Novolipetsk Steel Company’s Stoilensky mine in Russia is number 16 in terms of production, forecast to produce 19.80mt of iron ore in 2021.
18. Minas Centrais
Vale’s Minas Centrais mine in Brazil is expected to produce 19.52mt of iron ore in 2021.
19. Mikhailovsky GOK
Metalloinvest’s Mikhailovsky GOK is expected to produce 18.63mt of ore in 2021. Mikhailovsky GOK was the first in Russia to use hematite concentrate, a technology based on the use of flotation plants that reduces damming tailings and increases production without additional iron ore extraction.
20. Carol Lake
Completing the list is Rio Tinto’s Carol Lake, Canada’s largest open-pit iron ore mine, located in the eastern province of Newfoundland (Newfoundland and Labrador). Carol Lake was projected to produce 16.41mt of iron ore in 2021.

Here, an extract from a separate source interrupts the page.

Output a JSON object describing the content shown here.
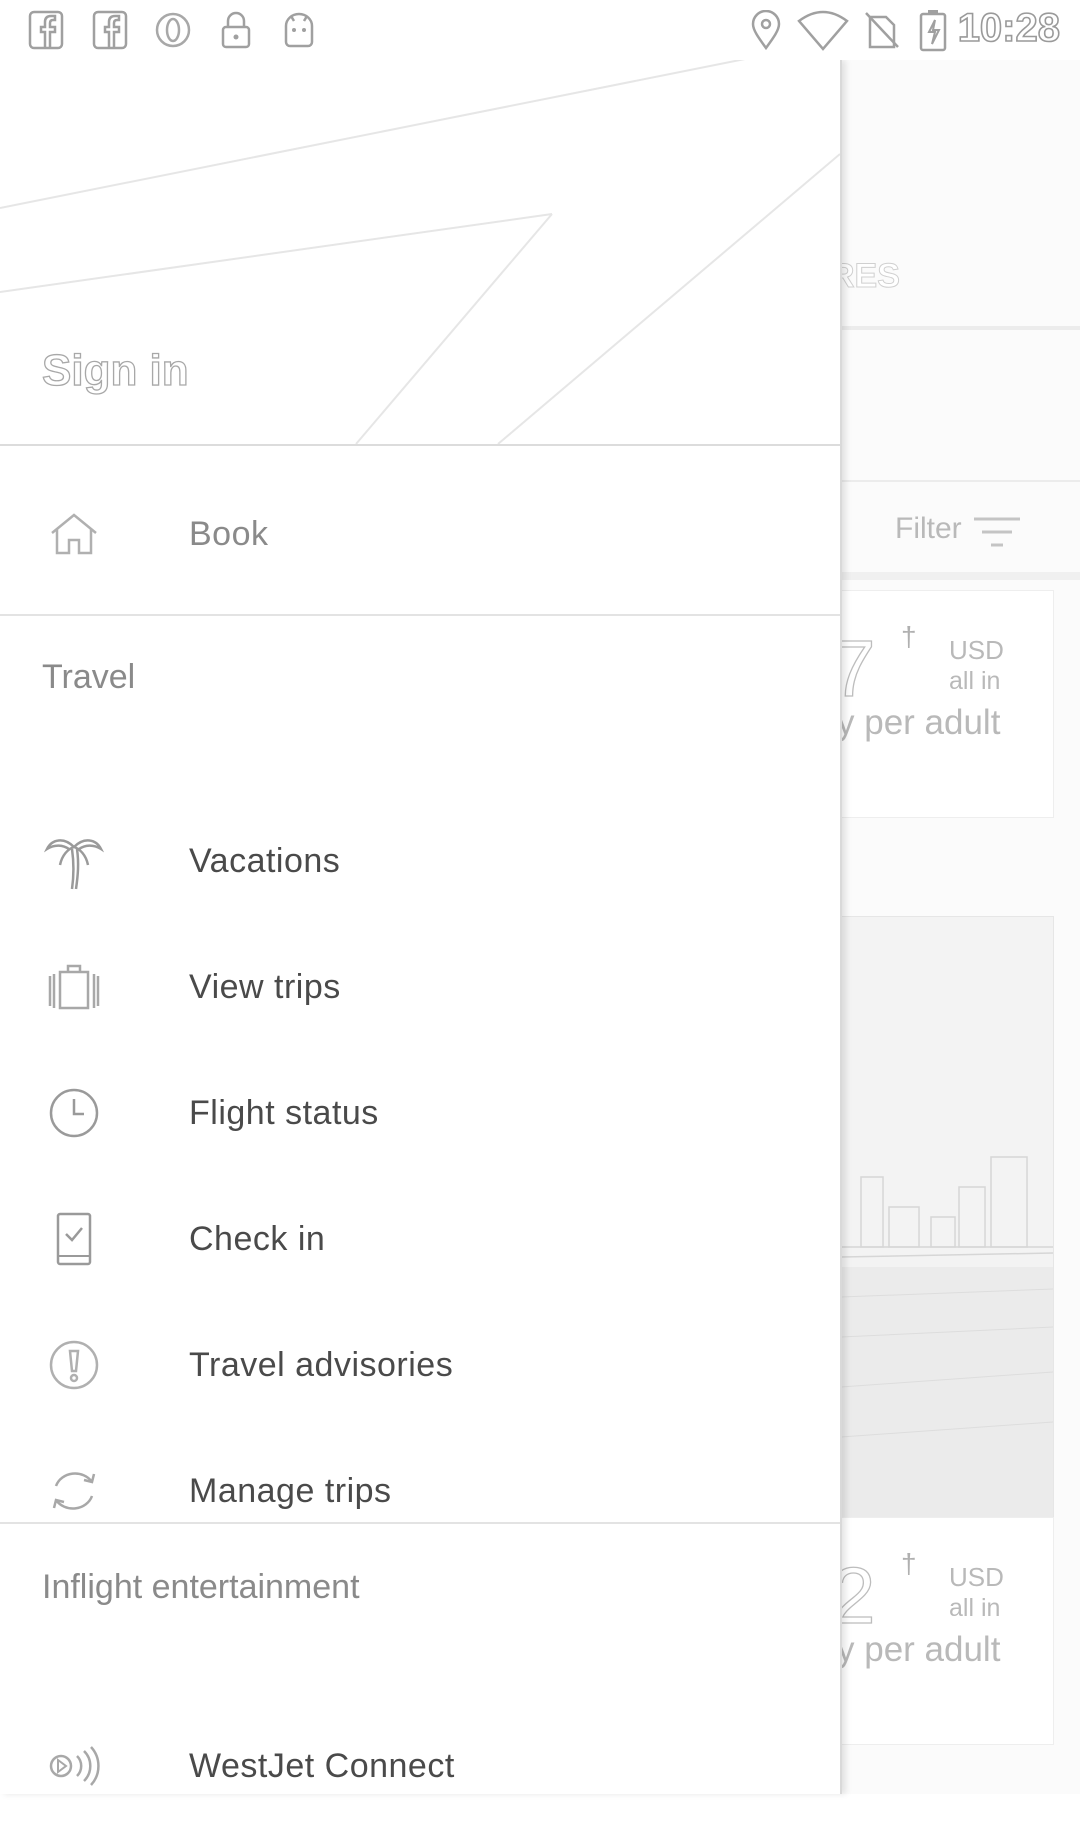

Dust suppression and soil stabilization solutions for iron ore mines
Iron mining can be conducted either open pit or underground and, like most mining activities, this gives rise to various types of pollution and dust emissions. Dust emissions deteriorate the health of operators, neighboring communities, and the environment. For this reason, the authorities require mining companies to monitor dust concentrations and install dust suppression measures and systems.

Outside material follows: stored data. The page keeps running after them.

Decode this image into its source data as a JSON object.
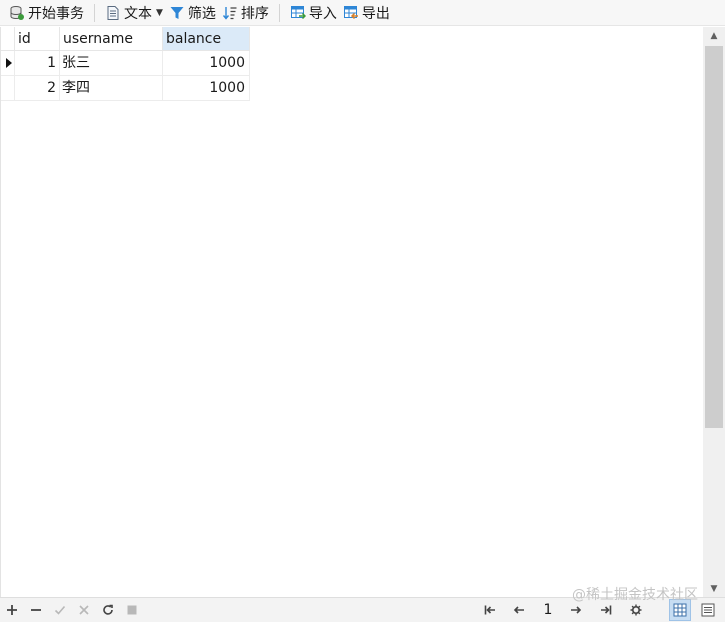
{
  "toolbar": {
    "begin_transaction": "开始事务",
    "text": "文本",
    "filter": "筛选",
    "sort": "排序",
    "import": "导入",
    "export": "导出"
  },
  "columns": [
    "id",
    "username",
    "balance"
  ],
  "rows": [
    {
      "id": "1",
      "username": "张三",
      "balance": "1000"
    },
    {
      "id": "2",
      "username": "李四",
      "balance": "1000"
    }
  ],
  "pagination": {
    "page": "1"
  },
  "watermark": "@稀土掘金技术社区",
  "colors": {
    "selected_header": "#dbeaf8",
    "accent_blue": "#2e86d6",
    "accent_green": "#3a9a3a"
  },
  "icons": {
    "begin_transaction": "database-icon",
    "text": "document-icon",
    "filter": "funnel-icon",
    "sort": "sort-icon",
    "import": "table-import-icon",
    "export": "table-export-icon"
  }
}
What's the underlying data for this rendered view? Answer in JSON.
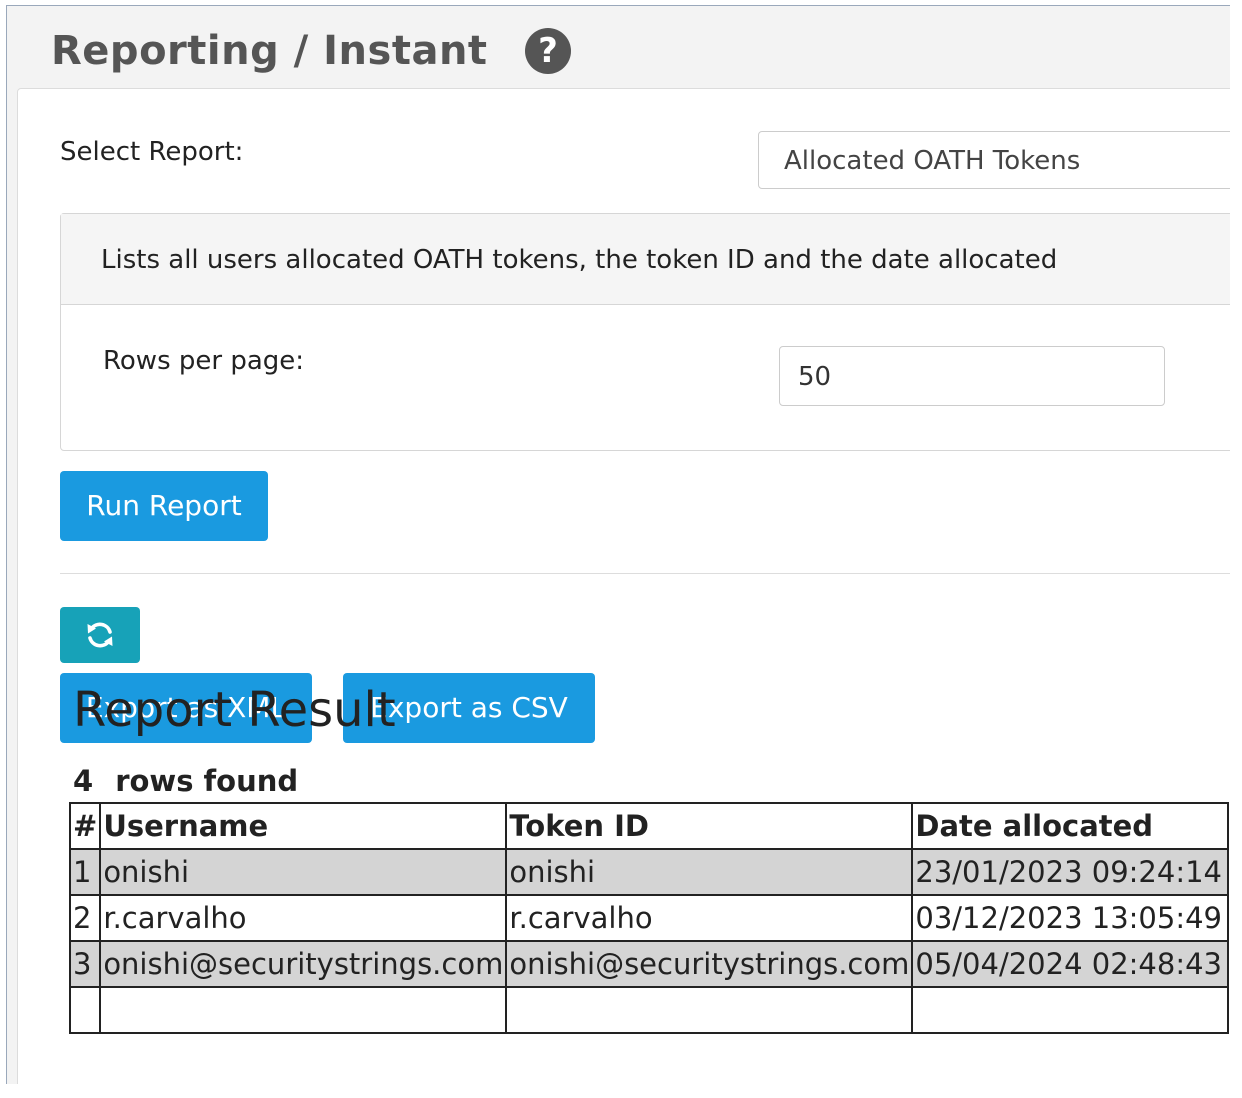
{
  "header": {
    "title": "Reporting / Instant",
    "help_icon": "?"
  },
  "form": {
    "select_report_label": "Select Report:",
    "selected_report": "Allocated OATH Tokens",
    "description": "Lists all users allocated OATH tokens, the token ID and the date allocated",
    "rows_per_page_label": "Rows per page:",
    "rows_per_page_value": "50",
    "run_button": "Run Report"
  },
  "actions": {
    "refresh_icon": "refresh-icon",
    "export_xml": "Export as XML",
    "export_csv": "Export as CSV"
  },
  "result": {
    "title": "Report Result",
    "row_count": "4",
    "rows_found_label": "rows found",
    "columns": [
      "#",
      "Username",
      "Token ID",
      "Date allocated"
    ],
    "rows": [
      [
        "1",
        "onishi",
        "onishi",
        "23/01/2023 09:24:14"
      ],
      [
        "2",
        "r.carvalho",
        "r.carvalho",
        "03/12/2023 13:05:49"
      ],
      [
        "3",
        "onishi@securitystrings.com",
        "onishi@securitystrings.com",
        "05/04/2024 02:48:43"
      ]
    ]
  },
  "colors": {
    "primary": "#1a9ae0",
    "info": "#17a2b8",
    "row_shade": "#d4d4d4"
  }
}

Dust suppression systems are installed in mining operations to reduce the spread of dangerous fine particles in the air. Soil stabilization helps mines stabilize their access roads in the various stages of ore processing and material transport. Well-paved roads reduce energy consumption, vehicle and road maintenance costs, and avoid road-related air pollution.
Comprehensive dust suppression system
A complete suppression system considers the use of particle monitoring systems to enable and optimize various dust control techniques and practices. Among the dust control techniques is the use of controlled irrigation, which contains water and active agents that bind to the dust particles in the air, keeping them on the surface and clumping them to the ground.

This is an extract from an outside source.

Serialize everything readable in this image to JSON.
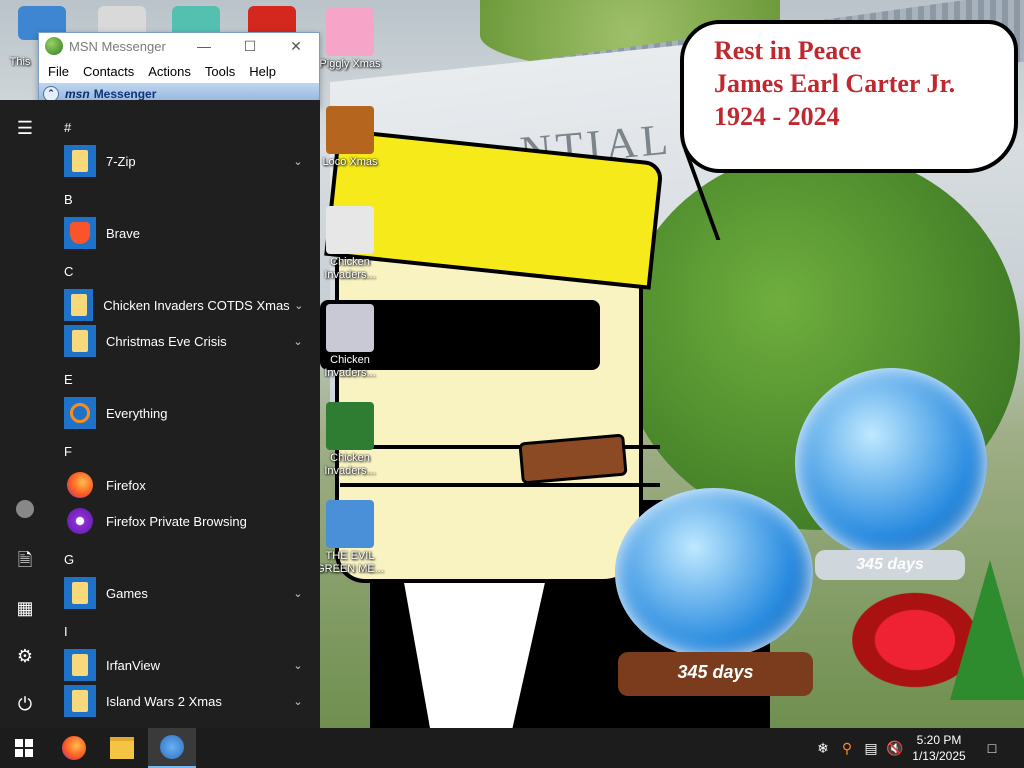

Other systems used are dry mist, foam and dust collectors. At points where the dust also contains useful minerals, it can be fed back into the process to extract the minerals by different methods.
Soil stabilization helps mines stabilize their access roads for easier transport of ore and waste rock. Due to the remoteness of mine sites and mine fronts, stabilizers are required that can produce results using locally available materials that are highly effective and require low water consumption and specialized equipment.
Iron occupies an important place in our society. Today, it is used extensively for the production of steel, a metal alloy for the production of tools, machinery, transport vehicles (cars, ships, etc.), as a structural element in bridges, buildings, and a multitude of other applications.
Iron mining will continue to flourish with better safety equipment and more advanced technology. These advances in technology greatly reduce the pollution caused by mining operations!